Chocolates photo courtesy of
Wikimedia Commons
 1. CT surgery patients are hot. I have no idea why, but they are. Thankfully, I knew this before my kids’ surgeries and was able to dress appropriately. But it has led to discussions like this:

Patient: This house is ridiculously hot!

Me (imagine this spoken with a long sardonic drawl.): Really?

Patient: Yep.

Me: Perhaps it has escaped your notice that while you are wearing a tank top and shorts and have a fan blowing on you, I’m am wearing an undershirt, long sleeves, a sweater, jeans, wool socks, slippers, and a coat—and not just any coat, my middle of winter in New England coat, a coat that rated to -20 degrees.
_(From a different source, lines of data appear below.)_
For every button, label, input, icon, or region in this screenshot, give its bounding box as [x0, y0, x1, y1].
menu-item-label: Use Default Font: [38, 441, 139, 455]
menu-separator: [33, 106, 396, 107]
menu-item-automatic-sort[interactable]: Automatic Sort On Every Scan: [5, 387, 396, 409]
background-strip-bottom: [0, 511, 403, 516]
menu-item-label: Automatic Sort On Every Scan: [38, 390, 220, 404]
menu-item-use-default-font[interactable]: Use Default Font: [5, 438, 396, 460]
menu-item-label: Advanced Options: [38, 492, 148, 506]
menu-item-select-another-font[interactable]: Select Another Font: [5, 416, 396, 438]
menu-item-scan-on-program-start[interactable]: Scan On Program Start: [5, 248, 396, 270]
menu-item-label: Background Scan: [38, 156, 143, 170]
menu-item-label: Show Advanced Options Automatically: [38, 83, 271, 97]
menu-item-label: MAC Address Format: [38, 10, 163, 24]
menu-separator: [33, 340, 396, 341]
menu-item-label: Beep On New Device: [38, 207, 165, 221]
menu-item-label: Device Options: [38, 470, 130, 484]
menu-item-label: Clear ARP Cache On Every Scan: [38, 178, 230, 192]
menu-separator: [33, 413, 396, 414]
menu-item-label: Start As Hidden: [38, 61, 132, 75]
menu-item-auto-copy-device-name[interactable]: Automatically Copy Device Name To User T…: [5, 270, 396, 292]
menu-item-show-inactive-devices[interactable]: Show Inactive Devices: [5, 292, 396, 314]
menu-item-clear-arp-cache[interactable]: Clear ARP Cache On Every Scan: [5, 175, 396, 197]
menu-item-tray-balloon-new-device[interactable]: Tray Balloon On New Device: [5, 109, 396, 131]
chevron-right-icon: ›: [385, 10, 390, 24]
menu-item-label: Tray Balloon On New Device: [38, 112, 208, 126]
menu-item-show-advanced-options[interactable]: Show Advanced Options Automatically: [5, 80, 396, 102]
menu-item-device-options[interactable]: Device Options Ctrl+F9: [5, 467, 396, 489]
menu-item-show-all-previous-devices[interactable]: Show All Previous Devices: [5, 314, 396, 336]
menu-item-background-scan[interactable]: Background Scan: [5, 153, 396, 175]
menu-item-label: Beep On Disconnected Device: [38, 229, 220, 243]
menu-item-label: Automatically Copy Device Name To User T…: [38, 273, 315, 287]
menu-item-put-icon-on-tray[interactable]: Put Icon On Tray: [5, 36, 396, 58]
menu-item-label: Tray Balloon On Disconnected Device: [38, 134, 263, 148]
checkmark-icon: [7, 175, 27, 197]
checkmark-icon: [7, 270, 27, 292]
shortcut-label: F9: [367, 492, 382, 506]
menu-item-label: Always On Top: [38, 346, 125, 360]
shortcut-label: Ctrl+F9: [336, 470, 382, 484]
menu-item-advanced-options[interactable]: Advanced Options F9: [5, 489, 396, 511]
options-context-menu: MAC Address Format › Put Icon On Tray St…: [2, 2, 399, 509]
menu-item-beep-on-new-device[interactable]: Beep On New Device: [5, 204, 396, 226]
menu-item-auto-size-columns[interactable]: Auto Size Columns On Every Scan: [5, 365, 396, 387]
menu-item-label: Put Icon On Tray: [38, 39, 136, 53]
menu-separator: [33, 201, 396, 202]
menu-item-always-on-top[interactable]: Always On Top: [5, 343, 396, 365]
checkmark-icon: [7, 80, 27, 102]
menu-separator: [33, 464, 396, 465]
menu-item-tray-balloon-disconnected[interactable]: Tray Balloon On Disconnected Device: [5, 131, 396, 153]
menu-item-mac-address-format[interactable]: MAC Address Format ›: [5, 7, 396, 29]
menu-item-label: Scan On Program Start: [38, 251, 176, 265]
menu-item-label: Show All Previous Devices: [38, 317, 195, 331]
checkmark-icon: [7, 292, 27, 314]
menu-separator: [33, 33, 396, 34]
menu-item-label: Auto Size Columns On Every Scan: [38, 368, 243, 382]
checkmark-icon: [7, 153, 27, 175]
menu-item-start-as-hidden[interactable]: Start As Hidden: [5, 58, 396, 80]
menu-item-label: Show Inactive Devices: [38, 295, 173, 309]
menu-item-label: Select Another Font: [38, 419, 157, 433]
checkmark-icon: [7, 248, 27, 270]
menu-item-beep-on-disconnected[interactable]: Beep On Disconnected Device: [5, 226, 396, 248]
Patient: So…you’re saying it’s just me?

Me: I think so.

2. The “recliners” (and I use the word “recliner” very loosely) that they have in patients’ hospital room for family members are not built for small people. I get that they have to be built to accommodate all body types. But a major design flaw is that they do not latch in the recline position. So if you are a smaller person, your upper body does not have enough weight to maintain the recline position. Even if you are strong enough to force it to recline and quick enough to use your body as a wedge, the ill-designed chair will return to its full and upright position during the middle of the night. (Please note: it is possible to curl up and sleep sideways in these chairs. However, this does mean that you will waken cuddled up with your shoes come morning.)

3. You are your patient’s advocate.

Me (to new nurse): Um, I realize that you have to put in yet another IV line because my offspring is blowing through IV sites at a rate of one every 24 hours, but do you see all the massive, deep bruising all over the arms and hands?

Nurse: Yeah, that looks horrible. In fact, I’m not even sure where I could insert another IV needle.

Me: That is because my offspring’s veins are very narrow. And all the nurses and doctors thus far have had to do multiple sticks to get the needle in. Even the really tiny needles.

Nurse (inspecting veins): You know, I can hardly even see the veins, they dive deep into the tissue. I don’t think I want to put this in. I’m going to put in a call to the IV specialty team.

Me: Thanks!

4. Besides being your patient’s advocate, you are also their chocolate moocher.

Me: So, uh, don’t you think it’s time for tea and…chocolate? You have that really big box.

Patient: Not really. My stomach’s not settled.

Me: Oh….

Patient: But you can have some!

Me: Thanks, sweetie. (opening the lid) Now to decide between caramel-filled dark chocolate or hazelnut crème. Yep, caring for the sick is quite the burden. ;)

1 comment:

  1. Sounds rough (except for the chocolate part). I hope the healing goes well/quickly!